Actually the confidence interval calculation is what I us at work to validate math models with test results for products we build. At my job we say that if a test data falls outside the 90 percent confidence interval we say that it fails to validate the model.

Right, but are you modeling probabilistic events?

Confidence intervals are useful when we have a definite hypothesis and definite test results. They allow us to represent things like our level of confidence that our measurements are accurate, and how confident we are that our results point to an actual phenomenon and not just statistical noise.

Confidence intervals are also useful when we have definite results from a subset of some larger population and we want to extrapolate from them. We know with complete certainty how people in exit polls voted. Confidence intervals allow us to represent our confidence that these exit polling numbers are an accurate reflection of all the ballots cast.

In your case, it sounds like confidence intervals allow you to represent the confidence with which you can say that a rocket landed where your model said it would because the model is right, and not because of measurement error or expected variability or whatever.

In this case the programers are telling us 20 percent is the outcome we should see.

No, they aren't. I think that is precisely the problem here.

There is a very important difference between saying that something has a 20% chance to happen and saying that something will happen 20% of the time.

For the sake of illustration, let's say that we are going to reverse engineer five items, each with a 20% chance to teach us a new schematic. A simple probability table gives us the following percentage chances for each of the five possible outcomes:

0/5 Successfullly teach us a new schematic = 32.77%

1/5 Successfully teach us a new schematic = 40.96%

2/5 Successfully teach us a new schematic = 20.54%

3/5 Successfully teach us a new schematic = 5.12%

4/5 Successfully teach us a new schematic = 0.64%

5/5 Successfully teach us a new schematic = 0.032%

We don't have a definite hypothesis because our model is probabilistic. Our chance of learning exactly one new schematic from five reverse engineering attempts (a perfect 20% success rate) is less than half. It is the most probable of the five outcome - it should occur with greater frequency than any other individual outcome - but it is substantially less probable than all the other outcomes put together.

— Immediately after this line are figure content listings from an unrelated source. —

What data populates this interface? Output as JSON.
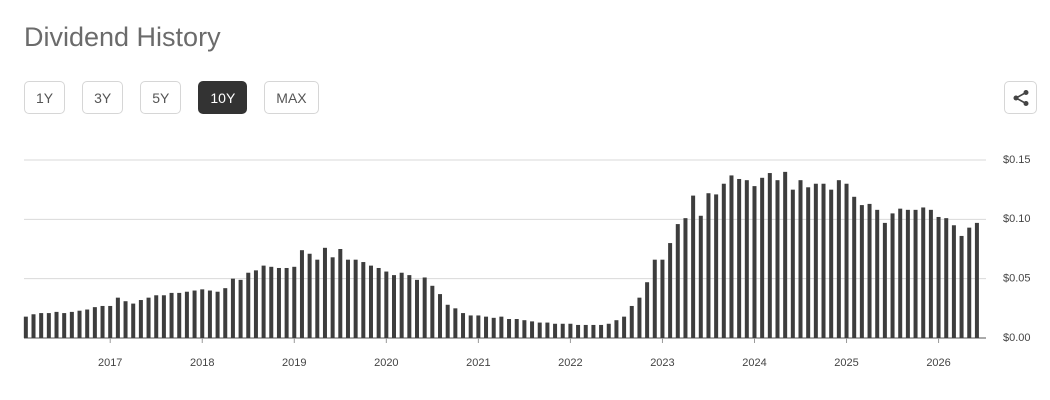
{
  "header": {
    "title": "Dividend History"
  },
  "range_buttons": [
    "1Y",
    "3Y",
    "5Y",
    "10Y",
    "MAX"
  ],
  "selected_range": "10Y",
  "chart_data": {
    "type": "bar",
    "color": "#3d3d3d",
    "grid": true,
    "categories": [
      null,
      null,
      null,
      null,
      null,
      null,
      null,
      null,
      null,
      null,
      null,
      "2017",
      null,
      null,
      null,
      null,
      null,
      null,
      null,
      null,
      null,
      null,
      null,
      "2018",
      null,
      null,
      null,
      null,
      null,
      null,
      null,
      null,
      null,
      null,
      null,
      "2019",
      null,
      null,
      null,
      null,
      null,
      null,
      null,
      null,
      null,
      null,
      null,
      "2020",
      null,
      null,
      null,
      null,
      null,
      null,
      null,
      null,
      null,
      null,
      null,
      "2021",
      null,
      null,
      null,
      null,
      null,
      null,
      null,
      null,
      null,
      null,
      null,
      "2022",
      null,
      null,
      null,
      null,
      null,
      null,
      null,
      null,
      null,
      null,
      null,
      "2023",
      null,
      null,
      null,
      null,
      null,
      null,
      null,
      null,
      null,
      null,
      null,
      "2024",
      null,
      null,
      null,
      null,
      null,
      null,
      null,
      null,
      null,
      null,
      null,
      "2025",
      null,
      null,
      null,
      null,
      null,
      null,
      null,
      null,
      null,
      null,
      null,
      "2026",
      null,
      null,
      null,
      null,
      null
    ],
    "values": [
      0.018,
      0.02,
      0.021,
      0.021,
      0.022,
      0.021,
      0.022,
      0.023,
      0.024,
      0.026,
      0.027,
      0.027,
      0.034,
      0.031,
      0.029,
      0.032,
      0.034,
      0.036,
      0.036,
      0.038,
      0.038,
      0.039,
      0.04,
      0.041,
      0.04,
      0.039,
      0.042,
      0.05,
      0.049,
      0.055,
      0.057,
      0.061,
      0.06,
      0.059,
      0.059,
      0.06,
      0.074,
      0.071,
      0.066,
      0.076,
      0.068,
      0.075,
      0.066,
      0.066,
      0.064,
      0.061,
      0.059,
      0.056,
      0.053,
      0.055,
      0.053,
      0.049,
      0.051,
      0.044,
      0.037,
      0.028,
      0.025,
      0.021,
      0.019,
      0.019,
      0.018,
      0.017,
      0.018,
      0.016,
      0.016,
      0.015,
      0.014,
      0.013,
      0.013,
      0.012,
      0.012,
      0.012,
      0.011,
      0.011,
      0.011,
      0.011,
      0.012,
      0.015,
      0.018,
      0.027,
      0.034,
      0.047,
      0.066,
      0.066,
      0.08,
      0.096,
      0.101,
      0.12,
      0.103,
      0.122,
      0.121,
      0.13,
      0.137,
      0.134,
      0.133,
      0.128,
      0.135,
      0.139,
      0.133,
      0.14,
      0.125,
      0.133,
      0.127,
      0.13,
      0.13,
      0.125,
      0.133,
      0.13,
      0.119,
      0.112,
      0.113,
      0.108,
      0.097,
      0.105,
      0.109,
      0.108,
      0.108,
      0.11,
      0.108,
      0.102,
      0.101,
      0.095,
      0.086,
      0.093,
      0.097
    ],
    "ylim": [
      0,
      0.15
    ],
    "yticks": [
      {
        "value": 0,
        "label": "$0.00"
      },
      {
        "value": 0.05,
        "label": "$0.05"
      },
      {
        "value": 0.1,
        "label": "$0.10"
      },
      {
        "value": 0.15,
        "label": "$0.15"
      }
    ]
  }
}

If your friend said to you "I am going to reverse engineer five items. I bet you I learn exactly one new schematic, no more and no less," you would be smart to bet against him. Your odds of winning are roughly 3:2: If you and your friend made the same bet over and over and over, you ought to win one and a half times as much as you lose.

It is not impossible to make an argument about probability by way of confidence intervals, but I think it is kind of a clunky way to do it.

Common sense tells us that if we perform four trials, and in each of the four trials we learn five new schematics from five reverse engineering attempts (results that we would expect to occur with a frequency of about 1/3000), we can have a high degree of confidence in our inference that something is probably biasing the results.

Things get a lot trickier when the results are less extreme though. How many times do you have to flip heads before you conclude that your coin is not working correctly?

Is a 13.4% success rate over 400+ trials evidence enough to conclude that the system is not working as it is supposed to? The answer to that question depends entirely on how much variance normally exists among measurements like this. The 99.7% rule says that 99.7% of all values in a normal distribution fall within three standard deviations of the mean. In other words, any data point which is more than three standard deviations from the mean is an extreme outlier and extremely unlikely to occur by mere chance. But to say that your results are three standard deviations from the mean, you need to know what the standard deviation for tests like this is. I have no idea what that would be, but my intuition suggests that 13.4% is probably within three of them.

This is admittedly outside my area of expertise, but if you do not know how much statistical variance normally exists across trials of that size I do not think it is even possible to make a meaningful claim about the significance of your results using a confidence interval calculation.